The exterior, however, needed more than just a coat of paint. Some of the wooden siding was spongy with decay, the chimney needed repointing, the bottom step leading to the front porch was just missing and had been replaced with a cinderblock, and rusty nails protruded from an exterior wall where I guessed some sort of trim must have rotted away. As someone accustomed to the perils of older homes, I thought of the liability of hosting a children’s picnic on the front lawn, but I really admired the home owners for not thinking, “We can’t do that! Our house isn’t ready for other people to see!”
My admiration increased when I took my daughter inside to use the bathroom. A line was forming for the only toilet on the first floor and our hostess instructed us to go up a rickety flight of stairs to the first door on the left. We did.
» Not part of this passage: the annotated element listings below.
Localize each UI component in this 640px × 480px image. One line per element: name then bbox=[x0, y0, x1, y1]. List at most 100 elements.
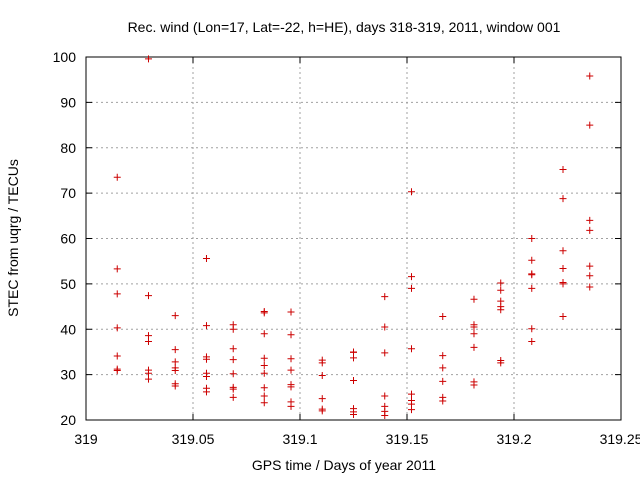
y-tick-label: 90 bbox=[60, 94, 76, 110]
data-point-marker bbox=[171, 346, 179, 354]
x-axis-label: GPS time / Days of year 2011 bbox=[252, 457, 436, 473]
data-point-marker bbox=[407, 406, 415, 414]
data-point-marker bbox=[229, 356, 237, 364]
x-tick-label: 319.2 bbox=[496, 431, 531, 447]
x-tick-label: 319.05 bbox=[172, 431, 215, 447]
data-point-marker bbox=[497, 306, 505, 314]
y-tick-label: 30 bbox=[60, 367, 76, 383]
data-point-marker bbox=[559, 166, 567, 174]
y-tick-label: 50 bbox=[60, 276, 76, 292]
data-point-marker bbox=[318, 395, 326, 403]
x-tick-label: 319 bbox=[74, 431, 98, 447]
data-point-marker bbox=[260, 369, 268, 377]
data-point-marker bbox=[144, 332, 152, 340]
data-point-marker bbox=[144, 55, 152, 63]
data-point-marker bbox=[229, 345, 237, 353]
data-point-marker bbox=[407, 284, 415, 292]
y-axis-label: STEC from uqrg / TECUs bbox=[5, 159, 21, 317]
data-point-marker bbox=[260, 384, 268, 392]
data-point-marker bbox=[260, 392, 268, 400]
data-point-marker bbox=[559, 280, 567, 288]
data-point-marker bbox=[229, 385, 237, 393]
data-point-marker bbox=[528, 256, 536, 264]
data-point-marker bbox=[287, 402, 295, 410]
data-point-marker bbox=[202, 254, 210, 262]
data-point-marker bbox=[586, 226, 594, 234]
x-tick-labels: 319 319.05 319.1 319.15 319.2 319.25 bbox=[74, 431, 640, 447]
data-point-marker bbox=[470, 343, 478, 351]
data-point-marker bbox=[497, 279, 505, 287]
data-point-marker bbox=[229, 393, 237, 401]
data-point-marker bbox=[350, 354, 357, 362]
data-point-marker bbox=[202, 372, 210, 380]
data-point-marker bbox=[287, 308, 295, 316]
chart-title: Rec. wind (Lon=17, Lat=-22, h=HE), days … bbox=[128, 19, 561, 35]
data-point-marker bbox=[113, 290, 121, 298]
data-point-marker bbox=[260, 309, 268, 317]
data-point-marker bbox=[439, 313, 447, 321]
y-tick-label: 80 bbox=[60, 140, 76, 156]
data-point-marker bbox=[287, 355, 295, 363]
data-point-marker bbox=[144, 369, 152, 377]
data-point-marker bbox=[229, 370, 237, 378]
data-point-marker bbox=[318, 372, 326, 380]
data-point-marker bbox=[407, 188, 415, 196]
y-tick-label: 40 bbox=[60, 321, 76, 337]
data-point-marker bbox=[171, 382, 179, 390]
data-point-marker bbox=[586, 272, 594, 280]
data-point-marker bbox=[528, 338, 536, 346]
data-point-marker bbox=[287, 331, 295, 339]
data-point-marker bbox=[113, 352, 121, 360]
y-tick-label: 60 bbox=[60, 231, 76, 247]
data-point-marker bbox=[559, 264, 567, 272]
data-point-marker bbox=[559, 247, 567, 255]
data-point-marker bbox=[113, 173, 121, 181]
data-point-marker bbox=[497, 286, 505, 294]
data-point-marker bbox=[586, 216, 594, 224]
data-point-marker bbox=[470, 330, 478, 338]
data-point-marker bbox=[171, 367, 179, 375]
data-point-marker bbox=[350, 411, 357, 419]
data-point-marker bbox=[470, 295, 478, 303]
data-point-marker bbox=[260, 354, 268, 362]
data-point-marker bbox=[202, 388, 210, 396]
data-point-marker bbox=[260, 362, 268, 370]
data-point-marker bbox=[559, 313, 567, 321]
data-point-marker bbox=[202, 322, 210, 330]
data-point-marker bbox=[144, 292, 152, 300]
data-point-marker bbox=[144, 338, 152, 346]
data-point-marker bbox=[439, 377, 447, 385]
data-point-marker bbox=[497, 359, 505, 367]
data-point-marker bbox=[318, 407, 326, 415]
data-point-marker bbox=[287, 366, 295, 374]
data-point-marker bbox=[381, 349, 389, 357]
grid-lines bbox=[86, 57, 621, 420]
data-point-marker bbox=[113, 265, 121, 273]
axis-ticks bbox=[85, 56, 622, 421]
data-point-marker bbox=[439, 352, 447, 360]
data-point-marker bbox=[229, 325, 237, 333]
data-point-marker bbox=[381, 411, 389, 419]
y-tick-label: 100 bbox=[53, 49, 77, 65]
data-point-marker bbox=[171, 312, 179, 320]
y-tick-labels: 20 30 40 50 60 70 80 90 100 bbox=[53, 49, 77, 428]
data-point-marker bbox=[528, 325, 536, 333]
data-point-marker bbox=[318, 359, 326, 367]
y-tick-label: 70 bbox=[60, 185, 76, 201]
data-point-marker bbox=[260, 399, 268, 407]
x-tick-label: 319.25 bbox=[600, 431, 640, 447]
data-point-marker bbox=[381, 323, 389, 331]
data-point-marker bbox=[439, 364, 447, 372]
data-point-marker bbox=[586, 72, 594, 80]
x-tick-label: 319.1 bbox=[282, 431, 317, 447]
data-point-marker bbox=[528, 284, 536, 292]
data-point-marker bbox=[586, 283, 594, 291]
data-point-marker bbox=[528, 271, 536, 279]
data-point-marker bbox=[350, 377, 357, 385]
data-point-marker bbox=[470, 381, 478, 389]
data-point-marker bbox=[586, 121, 594, 129]
data-point-marker bbox=[407, 390, 415, 398]
data-point-marker bbox=[260, 330, 268, 338]
data-point-marker bbox=[113, 324, 121, 332]
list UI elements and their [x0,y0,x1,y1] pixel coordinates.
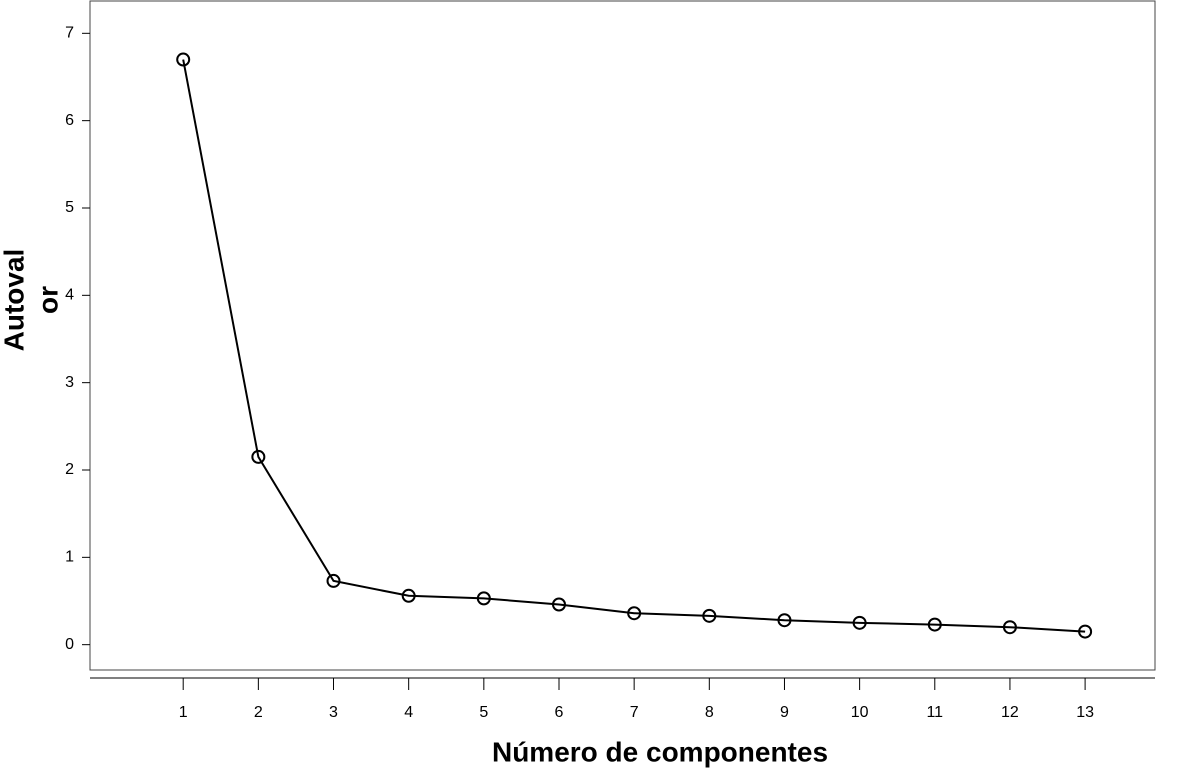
data-point [927,617,942,632]
data-point [852,615,867,630]
data-point [401,588,416,603]
y-tick-label: 4 [65,287,74,304]
x-tick-label: 9 [780,704,789,721]
x-tick-label: 13 [1076,704,1094,721]
y-axis-label-line: or [32,286,63,314]
data-point [476,591,491,606]
data-point [251,449,266,464]
y-axis-label: Autoval or [0,249,63,352]
data-point [1078,624,1093,639]
x-tick-label: 10 [851,704,869,721]
data-point [326,573,341,588]
x-tick-label: 6 [555,704,564,721]
x-tick-label: 3 [329,704,338,721]
x-tick-label: 7 [630,704,639,721]
x-tick-label: 11 [926,704,943,721]
data-point [551,597,566,612]
y-tick-label: 0 [65,636,74,653]
x-tick-label: 8 [705,704,714,721]
data-point [176,52,191,67]
y-tick-label: 1 [65,549,74,566]
x-axis-label: Número de componentes [492,736,828,767]
y-tick-label: 3 [65,374,74,391]
data-point [627,606,642,621]
x-tick-label: 12 [1001,704,1019,721]
data-point [777,613,792,628]
x-tick-label: 2 [254,704,263,721]
y-tick-label: 2 [65,461,74,478]
y-axis-label-line: Autoval [0,249,29,352]
data-point [702,608,717,623]
y-tick-label: 5 [65,199,74,216]
x-tick-label: 1 [179,704,188,721]
y-tick-label: 7 [65,25,74,42]
data-line [182,59,1086,633]
x-tick-label: 5 [479,704,488,721]
plot-frame [89,0,1156,671]
x-tick-label: 4 [404,704,413,721]
y-tick-label: 6 [65,112,74,129]
data-point [1002,620,1017,635]
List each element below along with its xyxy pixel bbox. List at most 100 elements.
I knocked and then swung the door open to find a pile of wet towels on the floor, bath toys piled in the sink and in the bath tub, a ripped shower curtain, toothbrushes scattered on the toothpaste-smeared countertop. The mirror was water-spotted and the toilet bowl was rust-stained.
In that moment, I wanted to run down the stairs, hug our hostess, and proclaim her my new best friend. I wanted her to tell me her secret. I wanted to know how she became so comfortable with having strangers see her mess. A mess that looked a lot like my own.
Then, I stopped myself. I didn’t want her to suddenly feel judged. What would I say? “Your house is a mess and I love that you are having a party here anyway?” So, I kept my admiration to myself, but thanked the host family profusely.